Their responses will renew your faith in a lot of things, namely: The ability of church leaders to listen to one another and discuss an issue from multiple angles, the love ministers have for those they pastor, and possibly even the ability for America to come to a consensus on preventing gun violence we can all (or at least most) agree on.
We’ve compiled the highlights from their discussion in the text below, but be sure to watch the video with your church staff. It will help you minister to your people to understand the reality of youth that youth pastors face on a daily basis.
Why is this happening?
Jay: “I don’t see gun violence as only about guns. I think that the world that we live in has a problem of…how we understand good. And community and value of human life and how to treat people who are different than you. All of these things are playing into it.” – Jay Watts of Life Training Institute
Tom: I think it’s more an issue where we need to focus on mental illness…and then also maybe looking more at different social media platforms…I think before something happens, there’s always warning signs…I don’t know if we always take those seriously enough…
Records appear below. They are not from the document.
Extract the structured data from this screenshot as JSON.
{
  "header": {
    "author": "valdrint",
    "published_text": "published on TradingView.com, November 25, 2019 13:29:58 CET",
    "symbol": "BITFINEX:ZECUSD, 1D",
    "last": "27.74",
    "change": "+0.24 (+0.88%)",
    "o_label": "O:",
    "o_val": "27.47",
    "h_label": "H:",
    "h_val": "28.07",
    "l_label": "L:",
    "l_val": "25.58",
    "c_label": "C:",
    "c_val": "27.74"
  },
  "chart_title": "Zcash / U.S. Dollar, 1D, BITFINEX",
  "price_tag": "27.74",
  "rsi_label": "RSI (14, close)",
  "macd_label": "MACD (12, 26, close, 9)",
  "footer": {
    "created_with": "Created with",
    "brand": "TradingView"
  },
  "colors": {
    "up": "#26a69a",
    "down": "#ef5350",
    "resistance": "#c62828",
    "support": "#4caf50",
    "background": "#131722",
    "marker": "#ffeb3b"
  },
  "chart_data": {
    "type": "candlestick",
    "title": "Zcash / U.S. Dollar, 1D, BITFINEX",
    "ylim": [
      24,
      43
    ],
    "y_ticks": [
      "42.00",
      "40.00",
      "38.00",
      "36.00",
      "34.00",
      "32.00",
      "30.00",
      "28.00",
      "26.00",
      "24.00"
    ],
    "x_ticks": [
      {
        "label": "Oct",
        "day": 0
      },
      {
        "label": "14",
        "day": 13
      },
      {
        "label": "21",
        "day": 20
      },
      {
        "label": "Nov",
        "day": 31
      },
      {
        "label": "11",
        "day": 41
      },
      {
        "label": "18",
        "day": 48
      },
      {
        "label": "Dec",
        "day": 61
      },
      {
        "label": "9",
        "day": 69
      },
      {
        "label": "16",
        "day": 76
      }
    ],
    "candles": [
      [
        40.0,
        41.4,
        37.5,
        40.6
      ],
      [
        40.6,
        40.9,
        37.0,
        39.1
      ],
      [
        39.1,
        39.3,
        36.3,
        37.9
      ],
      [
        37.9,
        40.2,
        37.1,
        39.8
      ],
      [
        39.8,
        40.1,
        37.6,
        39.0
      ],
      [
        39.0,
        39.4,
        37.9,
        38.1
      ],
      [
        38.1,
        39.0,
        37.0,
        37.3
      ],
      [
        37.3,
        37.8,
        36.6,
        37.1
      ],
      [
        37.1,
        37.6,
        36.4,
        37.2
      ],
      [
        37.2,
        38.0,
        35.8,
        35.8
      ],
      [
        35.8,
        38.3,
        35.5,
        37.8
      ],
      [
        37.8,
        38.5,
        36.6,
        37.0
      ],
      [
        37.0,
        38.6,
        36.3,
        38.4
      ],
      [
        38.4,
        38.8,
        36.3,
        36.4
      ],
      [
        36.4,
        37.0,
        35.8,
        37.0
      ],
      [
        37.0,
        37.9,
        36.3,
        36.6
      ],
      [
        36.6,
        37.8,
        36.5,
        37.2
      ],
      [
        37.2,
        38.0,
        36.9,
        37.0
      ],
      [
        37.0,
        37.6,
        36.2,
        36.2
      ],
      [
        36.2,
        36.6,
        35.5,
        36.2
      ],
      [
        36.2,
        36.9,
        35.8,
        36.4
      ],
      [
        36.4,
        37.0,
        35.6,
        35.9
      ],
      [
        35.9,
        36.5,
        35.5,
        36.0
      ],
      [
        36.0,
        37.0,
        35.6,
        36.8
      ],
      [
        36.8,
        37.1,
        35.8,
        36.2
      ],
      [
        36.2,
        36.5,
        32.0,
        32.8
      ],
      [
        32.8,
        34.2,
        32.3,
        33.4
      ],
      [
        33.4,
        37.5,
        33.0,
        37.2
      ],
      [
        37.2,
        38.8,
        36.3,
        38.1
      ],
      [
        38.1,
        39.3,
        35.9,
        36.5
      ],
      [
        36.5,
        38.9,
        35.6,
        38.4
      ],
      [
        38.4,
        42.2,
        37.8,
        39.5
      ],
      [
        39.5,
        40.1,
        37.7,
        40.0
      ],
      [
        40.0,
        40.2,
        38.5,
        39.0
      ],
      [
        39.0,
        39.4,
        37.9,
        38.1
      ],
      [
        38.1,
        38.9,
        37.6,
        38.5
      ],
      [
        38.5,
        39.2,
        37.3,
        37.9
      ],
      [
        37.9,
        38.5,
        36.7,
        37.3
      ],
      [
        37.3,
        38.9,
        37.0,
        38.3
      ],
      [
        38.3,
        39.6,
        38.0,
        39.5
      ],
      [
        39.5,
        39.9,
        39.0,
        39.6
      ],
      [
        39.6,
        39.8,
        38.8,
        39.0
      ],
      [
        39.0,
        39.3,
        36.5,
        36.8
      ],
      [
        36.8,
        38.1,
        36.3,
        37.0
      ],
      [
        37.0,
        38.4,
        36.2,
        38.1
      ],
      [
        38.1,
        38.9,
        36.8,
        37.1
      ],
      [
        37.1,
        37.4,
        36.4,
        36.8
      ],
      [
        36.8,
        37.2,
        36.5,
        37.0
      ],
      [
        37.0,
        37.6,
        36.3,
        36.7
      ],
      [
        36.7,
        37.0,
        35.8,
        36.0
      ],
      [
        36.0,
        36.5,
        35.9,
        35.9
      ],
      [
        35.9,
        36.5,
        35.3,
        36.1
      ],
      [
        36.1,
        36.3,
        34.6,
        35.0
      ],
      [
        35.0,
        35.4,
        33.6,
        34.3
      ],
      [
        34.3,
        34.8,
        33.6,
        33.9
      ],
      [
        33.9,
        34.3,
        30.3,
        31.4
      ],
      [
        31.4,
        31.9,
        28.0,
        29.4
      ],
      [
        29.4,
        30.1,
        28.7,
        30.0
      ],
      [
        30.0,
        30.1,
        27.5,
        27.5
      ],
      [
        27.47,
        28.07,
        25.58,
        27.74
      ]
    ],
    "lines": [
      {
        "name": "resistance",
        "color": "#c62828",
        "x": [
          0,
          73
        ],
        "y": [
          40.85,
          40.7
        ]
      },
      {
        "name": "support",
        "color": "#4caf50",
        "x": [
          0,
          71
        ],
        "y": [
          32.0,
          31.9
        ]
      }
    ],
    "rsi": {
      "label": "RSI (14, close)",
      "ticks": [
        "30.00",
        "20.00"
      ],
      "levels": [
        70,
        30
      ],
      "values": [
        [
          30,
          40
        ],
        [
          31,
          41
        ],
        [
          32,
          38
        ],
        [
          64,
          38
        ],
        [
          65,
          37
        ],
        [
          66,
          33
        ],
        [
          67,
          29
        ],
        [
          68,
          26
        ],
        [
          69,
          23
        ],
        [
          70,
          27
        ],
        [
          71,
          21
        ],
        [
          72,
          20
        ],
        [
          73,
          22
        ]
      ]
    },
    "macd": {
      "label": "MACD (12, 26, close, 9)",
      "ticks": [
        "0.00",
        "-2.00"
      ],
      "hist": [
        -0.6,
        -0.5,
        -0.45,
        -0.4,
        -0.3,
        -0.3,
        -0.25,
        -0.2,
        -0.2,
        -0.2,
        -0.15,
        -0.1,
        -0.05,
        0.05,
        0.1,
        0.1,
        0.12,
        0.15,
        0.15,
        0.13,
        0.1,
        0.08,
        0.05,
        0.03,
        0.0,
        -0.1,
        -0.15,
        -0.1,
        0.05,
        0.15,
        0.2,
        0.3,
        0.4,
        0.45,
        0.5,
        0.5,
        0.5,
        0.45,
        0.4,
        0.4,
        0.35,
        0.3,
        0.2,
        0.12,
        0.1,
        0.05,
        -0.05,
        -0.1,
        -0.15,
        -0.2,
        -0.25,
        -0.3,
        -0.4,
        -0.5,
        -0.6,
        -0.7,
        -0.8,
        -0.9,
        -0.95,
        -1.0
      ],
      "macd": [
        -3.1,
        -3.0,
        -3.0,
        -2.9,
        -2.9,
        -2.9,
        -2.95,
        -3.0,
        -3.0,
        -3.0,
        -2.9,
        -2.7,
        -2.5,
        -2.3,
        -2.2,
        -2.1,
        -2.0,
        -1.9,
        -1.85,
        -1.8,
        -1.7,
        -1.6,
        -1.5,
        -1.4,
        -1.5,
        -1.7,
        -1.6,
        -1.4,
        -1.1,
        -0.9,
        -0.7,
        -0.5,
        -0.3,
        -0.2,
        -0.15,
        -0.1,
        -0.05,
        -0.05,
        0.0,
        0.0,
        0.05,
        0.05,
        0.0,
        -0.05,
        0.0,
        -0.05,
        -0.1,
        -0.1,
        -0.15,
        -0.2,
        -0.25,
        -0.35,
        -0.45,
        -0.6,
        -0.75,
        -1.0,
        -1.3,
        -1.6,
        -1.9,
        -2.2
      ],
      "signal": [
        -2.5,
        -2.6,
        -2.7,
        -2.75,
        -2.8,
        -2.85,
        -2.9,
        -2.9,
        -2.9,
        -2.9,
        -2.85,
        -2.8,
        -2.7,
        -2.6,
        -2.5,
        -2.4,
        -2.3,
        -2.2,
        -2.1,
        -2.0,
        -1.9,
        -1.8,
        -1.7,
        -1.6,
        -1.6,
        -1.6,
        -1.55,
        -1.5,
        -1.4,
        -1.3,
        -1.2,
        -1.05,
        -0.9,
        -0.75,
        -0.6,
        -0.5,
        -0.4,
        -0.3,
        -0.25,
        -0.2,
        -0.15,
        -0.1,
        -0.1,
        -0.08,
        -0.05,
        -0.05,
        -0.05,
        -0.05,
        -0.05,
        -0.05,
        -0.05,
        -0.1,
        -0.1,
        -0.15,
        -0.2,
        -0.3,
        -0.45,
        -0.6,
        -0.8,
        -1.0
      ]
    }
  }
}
Lack of true, personal relationships with each other. We grew up, and we had to go out and play together. We had to build together, we had to talk to each other. We really had personal relationships. I think, with this generation, because of technology, because of social media, when you don’t have those personal relationships, you really don’t have feelings toward people. You have a generation of young people who really don’t have to communicate with other people anymore. Who really don’t know the feelings of other people anymore. If you don’t have those relationships, it’s going to be easy for me to go and harm a group of people, because I don’t really have a relationship with you, as opposed to me knowing you, and knowing your family, and knowing who you are, and saying, “Well, I won’t do that to you, because I wouldn’t want you to do that to me.” I think this generation has lost just a personal relationship feel. I think we have contributed to it, as adults, because they model what they see nowadays. We have to get back to where it becomes community. We’re talking about it. We’re stressing it, but are we really executing it? – Tom Conley of Berean Christian Church
Do you think the students participating in the walkouts are being manipulated to a certain degree?
Chase: I think we already live in a politically-charged environment…I don’t want to downgrade their access, or the fact that they’re processing this for themselves, but this is viral. This is what’s hot and fresh. It’s probably fair to say that they are repeating talking points. For some of our students, they’re very aware, very conscious of what they see the future being, and what they hope for the future. – Chase Grindstaff of Grayson UMC
Dennis: I think they’re adding to the conversation. I think this is a conversation we all agree needs to happen, and it does happen. Sadly, whenever incidents happen like this, we have these heated conversations. Then, a month, two months pass, and it fizzles out. Then, either a) which horrible as it sounds, another tragic event occurs, and then the conversation shifts. Or, b) we go back to life as normal. I think the danger there is we become desensitized. – Dennis Rivera of The Bridge Church
Jay: I actually worry, too, about how they’re going to deal with disappointment. They’re about to be disappointed. As I said, this is an immense issue, that’s going to take a long, long time, if you want to get traction on it. There’s a sense that they want to go out and see the world change immediately… Just because you were shot at, just because you’re young, does not mean that they are not going to argue with you…I’m not sure they’re realizing how hard the opposition’s going to come. A great deal of that opposition will not be charitable… Some people will be respectful. Some people will dialog with them. Some people are just going to come with hate, right out of the gates. I have very real concerns, as a Christian, and as a man who’s looking after children and young people, and deals with them a lot, how to help them get ready for the difference between the passion that is driving you out right now, and the resolve and grit that you need to determine yourself to get into, if you want to get something done over a long term. It takes a long time to do important things.